Skardy: il profeta del reggae in veneziano
Intervista all’ex frontman dei Pitura Freska, uno dei pionieri del reggae veneto ma anche italiano oltreché antiproibizionista convinto
Sir Oliver Skardy è la storica voce dei Pitura Freska, la band veneziana che negli anni Novanta univa sonorità reggae a testi in dialetto per parlare della realtà sociale in chiave critica ma con ironia scanzonata. È merito suo e dei Pitura aver fatto di una realtà locale come Venezia e dintorni, una voce da divulgare a livello nazionale ponendo, con la cantata in veneziano, problematiche e realtà suburbane dimenticate dalla grande politica e dalla realtà amministrativa locale. Uno stile ancora vicino alle produzioni dello Skardy solista, attivo sin dai primi anni Duemila, dopo lo scioglimento dei Pitura. Il suo ultimo album, Figa e sfiga, risale al 2021, ma solo qualche mese fa il frontman, che fa il bidello in un istituto veneziano, ha ripreso Marghera, uno dei pezzi più noti della sua carriera coi Pitura, e ne ha registrato il video ambientandolo in una rigogliosa piantagione di cannabis.

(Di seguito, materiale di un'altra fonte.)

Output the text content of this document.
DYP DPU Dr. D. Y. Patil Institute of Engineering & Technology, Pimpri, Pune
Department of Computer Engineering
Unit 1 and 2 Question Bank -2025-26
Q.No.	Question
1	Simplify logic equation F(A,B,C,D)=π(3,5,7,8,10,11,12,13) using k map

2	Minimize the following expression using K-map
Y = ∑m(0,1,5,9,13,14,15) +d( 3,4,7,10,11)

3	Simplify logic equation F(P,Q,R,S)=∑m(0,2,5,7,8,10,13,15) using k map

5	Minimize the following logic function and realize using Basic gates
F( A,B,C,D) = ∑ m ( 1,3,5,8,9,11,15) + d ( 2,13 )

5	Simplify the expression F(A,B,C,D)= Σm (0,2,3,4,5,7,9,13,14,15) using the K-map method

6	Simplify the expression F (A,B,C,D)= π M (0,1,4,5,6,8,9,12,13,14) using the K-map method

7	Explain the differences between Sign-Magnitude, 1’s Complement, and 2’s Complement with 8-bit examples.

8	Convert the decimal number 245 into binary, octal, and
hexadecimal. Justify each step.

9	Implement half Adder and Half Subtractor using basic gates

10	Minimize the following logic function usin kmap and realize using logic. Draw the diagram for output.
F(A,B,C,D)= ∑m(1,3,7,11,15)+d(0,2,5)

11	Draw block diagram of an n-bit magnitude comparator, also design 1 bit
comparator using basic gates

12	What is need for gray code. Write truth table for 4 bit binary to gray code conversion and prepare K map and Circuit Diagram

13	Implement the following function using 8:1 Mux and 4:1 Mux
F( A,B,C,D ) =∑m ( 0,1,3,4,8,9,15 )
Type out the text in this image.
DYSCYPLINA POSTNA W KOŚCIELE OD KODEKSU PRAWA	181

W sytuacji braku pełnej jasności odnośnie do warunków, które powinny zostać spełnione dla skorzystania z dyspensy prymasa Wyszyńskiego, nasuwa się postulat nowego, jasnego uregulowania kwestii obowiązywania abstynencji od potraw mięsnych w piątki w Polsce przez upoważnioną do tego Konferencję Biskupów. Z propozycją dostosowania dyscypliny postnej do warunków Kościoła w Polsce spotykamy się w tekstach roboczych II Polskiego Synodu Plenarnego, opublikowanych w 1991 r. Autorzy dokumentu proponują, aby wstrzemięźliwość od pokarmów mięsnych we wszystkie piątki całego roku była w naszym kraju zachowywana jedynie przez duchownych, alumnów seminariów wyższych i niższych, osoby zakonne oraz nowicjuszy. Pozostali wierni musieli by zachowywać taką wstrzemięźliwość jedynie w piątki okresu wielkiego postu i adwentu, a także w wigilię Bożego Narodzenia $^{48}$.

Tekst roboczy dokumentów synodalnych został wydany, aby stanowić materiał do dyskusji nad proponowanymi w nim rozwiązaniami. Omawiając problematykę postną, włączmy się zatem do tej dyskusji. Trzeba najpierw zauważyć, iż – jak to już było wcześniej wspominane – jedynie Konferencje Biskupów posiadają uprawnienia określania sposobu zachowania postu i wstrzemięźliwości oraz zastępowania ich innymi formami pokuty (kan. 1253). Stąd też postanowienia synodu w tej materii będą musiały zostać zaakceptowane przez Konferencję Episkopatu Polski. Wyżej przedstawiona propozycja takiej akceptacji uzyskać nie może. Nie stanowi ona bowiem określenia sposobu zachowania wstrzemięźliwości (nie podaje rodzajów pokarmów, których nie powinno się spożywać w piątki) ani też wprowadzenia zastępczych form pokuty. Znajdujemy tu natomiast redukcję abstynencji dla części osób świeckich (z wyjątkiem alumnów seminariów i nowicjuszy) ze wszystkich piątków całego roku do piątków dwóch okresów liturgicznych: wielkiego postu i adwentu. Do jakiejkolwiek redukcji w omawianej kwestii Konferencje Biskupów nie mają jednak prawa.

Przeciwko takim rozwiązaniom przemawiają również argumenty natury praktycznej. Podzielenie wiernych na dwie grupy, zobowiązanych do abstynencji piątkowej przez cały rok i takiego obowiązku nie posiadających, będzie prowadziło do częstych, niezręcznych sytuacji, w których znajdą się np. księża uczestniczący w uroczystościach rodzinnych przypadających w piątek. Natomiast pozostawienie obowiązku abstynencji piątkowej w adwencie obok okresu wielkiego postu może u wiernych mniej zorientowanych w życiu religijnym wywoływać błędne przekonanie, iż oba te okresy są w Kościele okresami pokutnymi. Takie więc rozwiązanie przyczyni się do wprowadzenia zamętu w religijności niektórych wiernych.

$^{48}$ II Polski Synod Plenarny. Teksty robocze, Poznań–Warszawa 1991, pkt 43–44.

D’altronde il testo non lascia dubbi:
Ogni anno in Italia mor 30mila persone de alcol
Ogni anno in Italia mor 20mila persone di tabacco
Ogni anno mor 1.000 persone di eroina
Ricordete: di marijuana non xe mai morto nissuni!
L’amore per la pianta insieme alla critica anti-industrialista, la protesta politica, l’invettiva contro il potere ma anche le canzoni d’amore, di rabbia, di solitudine sono parti di un discorso musicale e poetico proprio di Skardy che raggiungiamo al telefono l’indomani di una trasferta a Roma, una delle tappe che lo hanno visto e lo vedranno in giro questa estate sui palchi d’Italia.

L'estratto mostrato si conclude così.